The goal of the project is to increase familiarity with the clustering packages, available in R to do data mining analysis on real-world problems. Several different clustering methods were used on the given datasets. The dataset was as provided. The original cluster column was used as initial label for comparison. kMeans, Hierarchical, DBScan and SNNClust were the clustering methods used on the smaller data set and kMeans was chosen for large data set.

I. Working Environment

RStudio (latest version)

II. Packages to be installed

Run the following command in RStudio's console to install all the required packages.

For Clustering_Dataset1.R - install.packages(c("factoextra","magrittr","fpc","rgl","car","ClusterR","mclust","dbscan")) For Clustering_Dataset2.R - install.packages(c("magrittr"))

Please make sure to check that all the packages get loaded correctly.

III. Clustering on Dataset 1

Instructions for Execution:

  1. Set the DATASET_FILEPATH parameter in Clustering_Dataset1.R to the complete file path of the input dataset i.e. dataset1 (shared in the zipped folder).
  2. Execute the functions in the beginning of the Clustering_Dataset1.R file to load them into the R environment.
  3. Run the script immediately after the functions in Clustering_Dataset1.R to get the clustering results. Note that SEED_VALUE used in this run is the default value - 231.
  4. Set SEED_VALUE to 232 and re-run the script. Also re-run for seed values 233,234 and 235.

Results:

  1. The summary statistics for evaluating the clustering results are printed on the console for every algorithm per iteration. This matrix contains Accuracy, Adjusted Random Index, Precision, Recall, and other metrics.
  2. For a given iteration; a 3D scatter plot of the original data is created.
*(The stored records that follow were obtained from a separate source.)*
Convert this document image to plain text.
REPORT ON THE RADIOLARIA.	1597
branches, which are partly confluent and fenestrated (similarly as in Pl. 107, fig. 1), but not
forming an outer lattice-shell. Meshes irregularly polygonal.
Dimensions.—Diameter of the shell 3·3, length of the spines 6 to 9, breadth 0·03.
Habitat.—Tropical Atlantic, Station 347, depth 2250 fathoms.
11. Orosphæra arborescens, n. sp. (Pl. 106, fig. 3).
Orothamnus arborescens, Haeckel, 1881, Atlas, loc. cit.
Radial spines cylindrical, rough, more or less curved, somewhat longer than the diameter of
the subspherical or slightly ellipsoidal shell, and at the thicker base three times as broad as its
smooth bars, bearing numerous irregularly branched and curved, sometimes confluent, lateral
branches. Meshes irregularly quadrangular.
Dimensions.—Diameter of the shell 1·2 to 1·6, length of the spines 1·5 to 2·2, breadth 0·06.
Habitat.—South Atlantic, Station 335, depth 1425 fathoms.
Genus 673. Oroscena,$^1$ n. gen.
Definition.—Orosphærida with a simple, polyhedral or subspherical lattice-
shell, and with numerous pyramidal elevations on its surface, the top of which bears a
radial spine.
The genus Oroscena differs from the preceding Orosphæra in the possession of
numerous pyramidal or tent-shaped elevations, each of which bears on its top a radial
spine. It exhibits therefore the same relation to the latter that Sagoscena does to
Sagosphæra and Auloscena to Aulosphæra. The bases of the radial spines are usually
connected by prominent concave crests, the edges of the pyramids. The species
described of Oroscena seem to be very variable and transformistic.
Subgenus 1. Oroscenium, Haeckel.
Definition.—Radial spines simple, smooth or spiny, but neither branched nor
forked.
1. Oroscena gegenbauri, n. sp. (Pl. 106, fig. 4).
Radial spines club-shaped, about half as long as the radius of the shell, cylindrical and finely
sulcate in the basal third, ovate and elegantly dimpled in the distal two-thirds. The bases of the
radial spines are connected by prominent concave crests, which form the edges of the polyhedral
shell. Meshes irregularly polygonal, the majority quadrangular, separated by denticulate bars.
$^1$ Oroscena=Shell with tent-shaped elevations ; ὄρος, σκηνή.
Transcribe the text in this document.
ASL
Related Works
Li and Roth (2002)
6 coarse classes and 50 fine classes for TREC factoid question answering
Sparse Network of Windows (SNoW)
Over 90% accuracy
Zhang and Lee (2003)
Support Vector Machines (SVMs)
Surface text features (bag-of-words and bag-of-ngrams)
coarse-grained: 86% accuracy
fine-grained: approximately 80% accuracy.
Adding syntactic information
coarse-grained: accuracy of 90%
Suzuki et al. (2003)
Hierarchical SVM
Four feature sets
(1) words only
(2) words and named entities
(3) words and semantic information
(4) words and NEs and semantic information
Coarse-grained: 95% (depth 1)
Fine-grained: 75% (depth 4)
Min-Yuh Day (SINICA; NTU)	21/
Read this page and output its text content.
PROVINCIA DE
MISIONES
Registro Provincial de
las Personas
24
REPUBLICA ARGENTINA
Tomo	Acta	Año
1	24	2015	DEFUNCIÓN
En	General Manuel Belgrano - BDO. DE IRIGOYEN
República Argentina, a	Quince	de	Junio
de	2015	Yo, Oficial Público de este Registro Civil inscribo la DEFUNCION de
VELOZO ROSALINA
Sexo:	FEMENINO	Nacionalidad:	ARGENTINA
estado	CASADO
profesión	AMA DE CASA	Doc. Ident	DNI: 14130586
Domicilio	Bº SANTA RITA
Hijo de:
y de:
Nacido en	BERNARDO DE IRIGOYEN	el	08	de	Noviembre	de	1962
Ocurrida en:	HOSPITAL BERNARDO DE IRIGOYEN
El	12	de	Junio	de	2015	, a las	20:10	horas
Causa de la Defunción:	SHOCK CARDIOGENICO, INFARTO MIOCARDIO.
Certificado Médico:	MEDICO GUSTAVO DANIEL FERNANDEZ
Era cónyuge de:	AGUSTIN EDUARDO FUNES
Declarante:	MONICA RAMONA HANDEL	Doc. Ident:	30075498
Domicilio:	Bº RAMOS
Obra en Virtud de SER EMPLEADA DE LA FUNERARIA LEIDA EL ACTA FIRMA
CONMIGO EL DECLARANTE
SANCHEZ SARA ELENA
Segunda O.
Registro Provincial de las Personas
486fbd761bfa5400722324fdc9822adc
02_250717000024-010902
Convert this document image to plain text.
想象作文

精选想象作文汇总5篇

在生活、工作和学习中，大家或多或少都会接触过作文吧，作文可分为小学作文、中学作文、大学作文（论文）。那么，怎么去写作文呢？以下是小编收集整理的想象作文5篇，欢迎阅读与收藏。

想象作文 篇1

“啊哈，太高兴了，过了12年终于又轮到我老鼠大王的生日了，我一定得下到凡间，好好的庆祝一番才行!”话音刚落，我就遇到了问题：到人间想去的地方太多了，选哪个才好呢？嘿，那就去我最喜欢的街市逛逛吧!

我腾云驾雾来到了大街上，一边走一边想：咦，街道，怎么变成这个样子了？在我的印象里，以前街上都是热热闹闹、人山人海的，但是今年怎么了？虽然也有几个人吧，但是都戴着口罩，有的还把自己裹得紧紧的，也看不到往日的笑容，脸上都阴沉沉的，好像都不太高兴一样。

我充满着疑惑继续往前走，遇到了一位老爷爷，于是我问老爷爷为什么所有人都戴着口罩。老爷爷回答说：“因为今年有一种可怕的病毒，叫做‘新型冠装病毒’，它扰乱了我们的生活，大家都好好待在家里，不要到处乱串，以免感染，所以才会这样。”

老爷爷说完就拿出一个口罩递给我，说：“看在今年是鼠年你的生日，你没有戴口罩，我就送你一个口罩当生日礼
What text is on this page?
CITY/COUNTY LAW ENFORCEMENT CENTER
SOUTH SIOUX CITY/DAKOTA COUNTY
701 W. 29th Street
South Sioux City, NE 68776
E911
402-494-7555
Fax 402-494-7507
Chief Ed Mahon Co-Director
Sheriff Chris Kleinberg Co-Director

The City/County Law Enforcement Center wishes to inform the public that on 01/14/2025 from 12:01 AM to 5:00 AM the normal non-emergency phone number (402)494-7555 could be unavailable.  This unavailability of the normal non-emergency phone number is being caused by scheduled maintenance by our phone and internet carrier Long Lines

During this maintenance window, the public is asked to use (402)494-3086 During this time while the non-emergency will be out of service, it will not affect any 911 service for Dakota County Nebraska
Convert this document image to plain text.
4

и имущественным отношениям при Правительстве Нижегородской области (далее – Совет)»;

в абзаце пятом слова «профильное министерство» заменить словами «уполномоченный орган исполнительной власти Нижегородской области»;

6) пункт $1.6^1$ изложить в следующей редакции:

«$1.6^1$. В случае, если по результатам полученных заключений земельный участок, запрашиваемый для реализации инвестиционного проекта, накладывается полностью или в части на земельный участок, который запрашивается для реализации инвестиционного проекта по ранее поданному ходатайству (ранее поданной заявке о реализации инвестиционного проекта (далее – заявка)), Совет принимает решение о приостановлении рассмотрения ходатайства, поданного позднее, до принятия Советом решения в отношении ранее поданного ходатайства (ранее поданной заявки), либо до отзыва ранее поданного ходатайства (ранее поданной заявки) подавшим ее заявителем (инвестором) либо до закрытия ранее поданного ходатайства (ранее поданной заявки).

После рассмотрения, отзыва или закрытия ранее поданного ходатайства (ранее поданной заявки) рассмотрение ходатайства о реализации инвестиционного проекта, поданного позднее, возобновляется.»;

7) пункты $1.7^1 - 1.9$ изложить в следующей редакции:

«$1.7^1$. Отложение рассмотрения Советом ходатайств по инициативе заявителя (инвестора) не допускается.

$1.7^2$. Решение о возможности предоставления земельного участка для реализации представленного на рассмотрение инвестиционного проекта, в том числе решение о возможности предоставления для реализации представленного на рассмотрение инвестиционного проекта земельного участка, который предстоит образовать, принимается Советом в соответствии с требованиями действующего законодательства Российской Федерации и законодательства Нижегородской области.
Then, 3D scatter plots of clustered data is generated in a new window for each of the clustering algorithms that you run.

IV. Clustering on Dataset 2

Instructions for Execution:

  1. Set the DATASET_FILEPATH parameter in Clustering_Dataset2.R to the complete file path of the input dataset i.e. dataset2 (shared in the zipped folder).
  2. Execute the functions in the beginning of the Clustering_Dataset2.R file to load them into the R environment.
  3. Run the script immediately after the functions in Clustering_Dataset2.R to get the clustering results.

Results:

  1. A plot of Within groups sum of squares vs Number of clusters is created for the given dataset.
  2. The total_variance variable gives the ratio of Between Sum of squares to Total Sum of squares as result of clustering.

About

The goal of the project is to increase familiarity with the clustering packages, available in R to do data mining analysis on real-world problems. Several different clustering methods were used on the given datasets. The dataset was as provided. The original cluster column was used as initial label for comparison. kMeans, Hierarchical, DBScan an…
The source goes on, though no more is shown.